Yesterday I saw a video of a reporter covering what’s going on in NY city since storm Sandy blew through.

People were climbing into dumpsters to get food.  The reporter made a big deal out of this.  He kept talking about it as if it were the most fascinating and horrific action.  Someone ought to tell him lots of people go dumpster diving.  It’s been going on for years…by choice. You can find really great stuff from dumpsters.  If I lived in a large town I’d definitely be a dumpster diver.

The reporter also said people were searching dumpsters for food because they didn’t have any and couldn’t get it from stores.

How long did people know this storm was coming?

Why do so few people prepare for events like this?  In the USA it is so easy to gradually stock up on supplies to last a good long while.

Humans have developed too much carelessness (and other weakness) in our civilization.  It might be better for our species if natural selection was permitted to edit out more of the ill-equipped to live.   Instead our society aims to “save everyone” and I’m not so sure that’s working out very well.

I’ll be first to admit that I’m not a very peopley person.  I’ve always been an introvert but I don’t think I am a born misanthrope.  So many of my people experiences have been painful, awkward, and alienating.  I don’t hate people but also don’t enjoy them very much either.  I don’t really blame them.  From what I’ve observed our entire civilization is very sick and so it produces sick people.  Lots of mental and emotional instability.  Lots of suffering that leads to more suffering.  I aim to treat others with respect and kindness while trying to keep myself from getting sucked into their misery.  The world needs more kindness and acceptance.

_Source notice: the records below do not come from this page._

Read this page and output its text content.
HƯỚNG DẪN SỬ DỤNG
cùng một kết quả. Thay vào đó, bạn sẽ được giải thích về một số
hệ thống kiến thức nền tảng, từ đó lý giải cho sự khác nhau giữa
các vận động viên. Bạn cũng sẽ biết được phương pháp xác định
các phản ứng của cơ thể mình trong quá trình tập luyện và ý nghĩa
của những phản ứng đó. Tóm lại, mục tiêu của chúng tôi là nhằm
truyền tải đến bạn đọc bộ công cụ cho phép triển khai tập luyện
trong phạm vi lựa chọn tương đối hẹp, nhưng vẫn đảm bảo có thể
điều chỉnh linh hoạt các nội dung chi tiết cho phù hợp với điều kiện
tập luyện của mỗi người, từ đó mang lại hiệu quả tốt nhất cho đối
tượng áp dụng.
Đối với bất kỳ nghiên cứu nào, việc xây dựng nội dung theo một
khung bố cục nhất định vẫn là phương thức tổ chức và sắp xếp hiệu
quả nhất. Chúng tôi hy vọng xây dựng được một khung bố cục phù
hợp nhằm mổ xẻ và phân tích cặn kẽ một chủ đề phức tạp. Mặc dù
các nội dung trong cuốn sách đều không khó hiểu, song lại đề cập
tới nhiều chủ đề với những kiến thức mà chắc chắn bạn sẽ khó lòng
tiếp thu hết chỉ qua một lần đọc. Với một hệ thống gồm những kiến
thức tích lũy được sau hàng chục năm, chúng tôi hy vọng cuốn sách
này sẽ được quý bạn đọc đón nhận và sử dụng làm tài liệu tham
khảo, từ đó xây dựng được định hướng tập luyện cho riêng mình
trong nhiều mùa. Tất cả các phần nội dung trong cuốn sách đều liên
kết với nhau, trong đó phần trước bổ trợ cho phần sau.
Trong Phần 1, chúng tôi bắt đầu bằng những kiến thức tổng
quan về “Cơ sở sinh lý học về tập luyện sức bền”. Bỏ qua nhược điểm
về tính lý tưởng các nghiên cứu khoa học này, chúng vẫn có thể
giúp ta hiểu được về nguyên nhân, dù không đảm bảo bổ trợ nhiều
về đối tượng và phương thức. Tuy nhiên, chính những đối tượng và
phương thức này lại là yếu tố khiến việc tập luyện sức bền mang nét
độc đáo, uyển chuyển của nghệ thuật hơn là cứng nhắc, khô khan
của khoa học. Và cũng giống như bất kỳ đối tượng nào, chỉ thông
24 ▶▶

I’ve been making an effort to curb my more critical thoughts about people.  When I have those kinds of thoughts I try to consider that people are suffering from an immense lack of well-being.   Then I also remind myself of my own flaws and think instead of what I need to do to make myself better.  It’s tough to see the insanity, lack of responsibility,  and unconsciousness and not be upset by it.  I’m not sure where this human monkey experiment is headed….but it sure seems we’re intent on killing ourselves off one way or another.  The illusion of our success can only last so long.